Help Wanted: An Opposition
We have not yet seen signs of serious rifts over Iraq in ruling circles. Nor has a mass antiwar movement resembling the Tet era yet emerged in the U.S. We haven’t even seen much success for self-proclaimed "peace candidates," such as Robert Kennedy and Eugene McCarthy in 1968.
This morning’s Los Angeles Times provides a fair assessment of the presumptive Democrat challenger to Bush,
"John F. Kerry is assembling a network of foreign policy advisors more hawkish than most Democrats but more skeptical of military solutions in the struggle against terrorism than the team surrounding President Bush...
"...insiders believe those with the most influence on the presumptive Democratic presidential nominee tend to be advisors who support the forceful use of military power, including in Iraq, yet place a much higher priority than Bush and his team on maintaining support among allies.
"Early speculation about who might serve as Kerry's secretary of State centers mostly on candidates who fit that description: Richard C. Holbrooke and Samuel R. "Sandy" Berger, former top officials in the Clinton administration; Sen. Joseph R. Biden Jr. (D-Del.), the ranking Democrat on the Foreign Relations Committee; and, more distantly, Sen. Chuck Hagel (R-Neb.)
"‘I think the mantra of the Democratic thinkers is, 'Together if possible, alone if absolutely necessary,'’ said James P. Rubin, a former senior Clinton official who is joining the Kerry campaign as a top foreign policy advisor."
This explains why the main "opposition" candidate tried to talk mostly about jobs and budget deficits during this week of comparisons to Tet.
The choice is clear:
If you favor the sole superpower going it alone to build an empire subjugating other nations, vote for Bush.
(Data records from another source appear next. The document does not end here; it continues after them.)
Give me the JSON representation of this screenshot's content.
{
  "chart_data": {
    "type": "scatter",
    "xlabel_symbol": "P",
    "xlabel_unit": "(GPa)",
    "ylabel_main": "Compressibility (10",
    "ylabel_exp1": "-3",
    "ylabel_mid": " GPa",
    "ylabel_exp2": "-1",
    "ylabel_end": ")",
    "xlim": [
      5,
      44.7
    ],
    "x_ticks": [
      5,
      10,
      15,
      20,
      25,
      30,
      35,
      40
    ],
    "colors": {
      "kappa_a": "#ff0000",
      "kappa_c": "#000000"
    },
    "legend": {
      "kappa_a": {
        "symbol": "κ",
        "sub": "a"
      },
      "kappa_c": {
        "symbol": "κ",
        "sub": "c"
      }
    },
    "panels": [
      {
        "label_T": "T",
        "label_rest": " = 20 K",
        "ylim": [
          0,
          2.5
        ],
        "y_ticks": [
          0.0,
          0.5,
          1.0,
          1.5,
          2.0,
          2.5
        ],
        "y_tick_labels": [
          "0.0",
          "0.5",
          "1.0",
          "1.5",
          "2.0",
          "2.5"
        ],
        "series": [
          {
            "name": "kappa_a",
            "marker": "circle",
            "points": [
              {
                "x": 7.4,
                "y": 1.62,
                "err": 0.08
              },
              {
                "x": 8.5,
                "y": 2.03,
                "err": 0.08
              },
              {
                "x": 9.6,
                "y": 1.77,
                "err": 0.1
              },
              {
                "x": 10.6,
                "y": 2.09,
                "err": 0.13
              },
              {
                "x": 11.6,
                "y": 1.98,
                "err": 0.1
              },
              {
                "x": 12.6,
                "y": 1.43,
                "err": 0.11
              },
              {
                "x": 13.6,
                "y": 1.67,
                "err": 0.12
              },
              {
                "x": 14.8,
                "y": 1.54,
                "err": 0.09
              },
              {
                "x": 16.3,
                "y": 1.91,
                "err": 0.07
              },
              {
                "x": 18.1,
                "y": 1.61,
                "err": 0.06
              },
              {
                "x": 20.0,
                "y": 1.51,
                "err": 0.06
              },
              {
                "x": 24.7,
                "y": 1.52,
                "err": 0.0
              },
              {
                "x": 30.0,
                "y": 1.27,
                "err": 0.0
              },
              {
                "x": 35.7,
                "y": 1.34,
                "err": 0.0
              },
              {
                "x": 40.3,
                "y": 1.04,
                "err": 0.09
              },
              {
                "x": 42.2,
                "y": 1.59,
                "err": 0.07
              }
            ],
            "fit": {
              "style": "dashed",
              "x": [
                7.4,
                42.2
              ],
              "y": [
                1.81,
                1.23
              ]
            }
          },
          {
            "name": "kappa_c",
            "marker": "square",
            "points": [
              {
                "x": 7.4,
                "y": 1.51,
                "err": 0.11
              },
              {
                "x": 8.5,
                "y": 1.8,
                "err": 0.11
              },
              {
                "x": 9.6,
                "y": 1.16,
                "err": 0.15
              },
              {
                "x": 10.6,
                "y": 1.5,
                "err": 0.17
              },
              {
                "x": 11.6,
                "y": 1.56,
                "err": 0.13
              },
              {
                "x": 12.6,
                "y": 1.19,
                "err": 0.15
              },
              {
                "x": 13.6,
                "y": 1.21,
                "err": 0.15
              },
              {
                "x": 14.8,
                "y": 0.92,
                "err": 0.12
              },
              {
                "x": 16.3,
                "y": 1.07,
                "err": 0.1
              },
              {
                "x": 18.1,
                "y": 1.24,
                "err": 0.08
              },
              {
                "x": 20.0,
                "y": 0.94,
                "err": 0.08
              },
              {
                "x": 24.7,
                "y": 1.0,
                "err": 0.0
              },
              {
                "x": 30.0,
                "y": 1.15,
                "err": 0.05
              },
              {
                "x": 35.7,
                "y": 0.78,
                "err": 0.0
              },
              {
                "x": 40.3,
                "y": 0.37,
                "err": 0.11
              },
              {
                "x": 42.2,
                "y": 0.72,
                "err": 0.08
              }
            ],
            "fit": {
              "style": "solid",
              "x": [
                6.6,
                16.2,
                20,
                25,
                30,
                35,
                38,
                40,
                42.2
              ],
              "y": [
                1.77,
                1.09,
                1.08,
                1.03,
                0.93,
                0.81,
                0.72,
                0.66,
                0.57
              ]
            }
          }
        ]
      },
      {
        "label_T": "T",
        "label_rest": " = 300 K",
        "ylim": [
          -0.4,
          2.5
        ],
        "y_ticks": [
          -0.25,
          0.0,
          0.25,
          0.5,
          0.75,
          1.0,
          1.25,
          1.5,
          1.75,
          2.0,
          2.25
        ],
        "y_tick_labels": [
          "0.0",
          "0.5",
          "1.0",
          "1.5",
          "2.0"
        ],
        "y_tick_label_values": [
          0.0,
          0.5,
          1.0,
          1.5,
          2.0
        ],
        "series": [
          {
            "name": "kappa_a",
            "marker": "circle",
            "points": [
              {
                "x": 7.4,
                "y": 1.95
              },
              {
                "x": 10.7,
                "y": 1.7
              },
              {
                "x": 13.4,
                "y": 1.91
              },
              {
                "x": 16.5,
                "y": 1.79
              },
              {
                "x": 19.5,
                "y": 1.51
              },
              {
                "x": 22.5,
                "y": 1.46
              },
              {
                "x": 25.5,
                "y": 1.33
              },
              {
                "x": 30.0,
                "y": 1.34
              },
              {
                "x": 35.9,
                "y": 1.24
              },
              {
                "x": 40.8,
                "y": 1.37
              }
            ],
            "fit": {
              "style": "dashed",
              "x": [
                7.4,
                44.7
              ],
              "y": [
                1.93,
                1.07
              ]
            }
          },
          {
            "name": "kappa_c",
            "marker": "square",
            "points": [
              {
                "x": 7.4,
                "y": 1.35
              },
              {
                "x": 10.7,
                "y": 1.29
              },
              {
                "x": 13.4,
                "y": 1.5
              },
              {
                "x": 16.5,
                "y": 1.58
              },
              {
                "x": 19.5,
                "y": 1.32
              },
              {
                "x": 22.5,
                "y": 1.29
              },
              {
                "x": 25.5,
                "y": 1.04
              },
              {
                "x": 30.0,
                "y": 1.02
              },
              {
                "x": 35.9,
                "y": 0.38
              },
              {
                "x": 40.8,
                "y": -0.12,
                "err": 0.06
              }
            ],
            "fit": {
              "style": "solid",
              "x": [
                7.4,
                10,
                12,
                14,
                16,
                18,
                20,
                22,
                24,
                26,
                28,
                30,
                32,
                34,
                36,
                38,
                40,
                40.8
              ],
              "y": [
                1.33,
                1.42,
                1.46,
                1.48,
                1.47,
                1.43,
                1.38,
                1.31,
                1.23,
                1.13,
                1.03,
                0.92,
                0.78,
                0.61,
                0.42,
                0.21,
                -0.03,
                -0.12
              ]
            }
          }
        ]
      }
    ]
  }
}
If you favor a U.S. policy giving a piece of the action to junior partners in imperialism while carrying out joint operations to subjugate other nations, vote for Kerry.
If you are like me and don’t feel like supporting either of these options then I urge you to ignore this farce. Instead let’s concentrate on building a labor component of a needed antiwar movement. Let’s start building a future genuine opposition through the Labor Party.
Feel Good Of the Week—Wal-Mart
While unions have had little success in organizing Wal-Mart operations they have been a thorn in the side to America’s biggest employer expanding into some communities. In Inglewood, California Wal-Mart decided to not accept no from city officials to development plans. Using the state’s "democratic" ballot initiative laws they took their case to the voters. The Walton gang spent big bucks during the campaign. Unions lined up support from not only four of the five members of the city council; they also brought in big names such as Jesse Jackson and Maxine Waters. In the end voters decided to pass up "where America shops," by a 2-1 margin.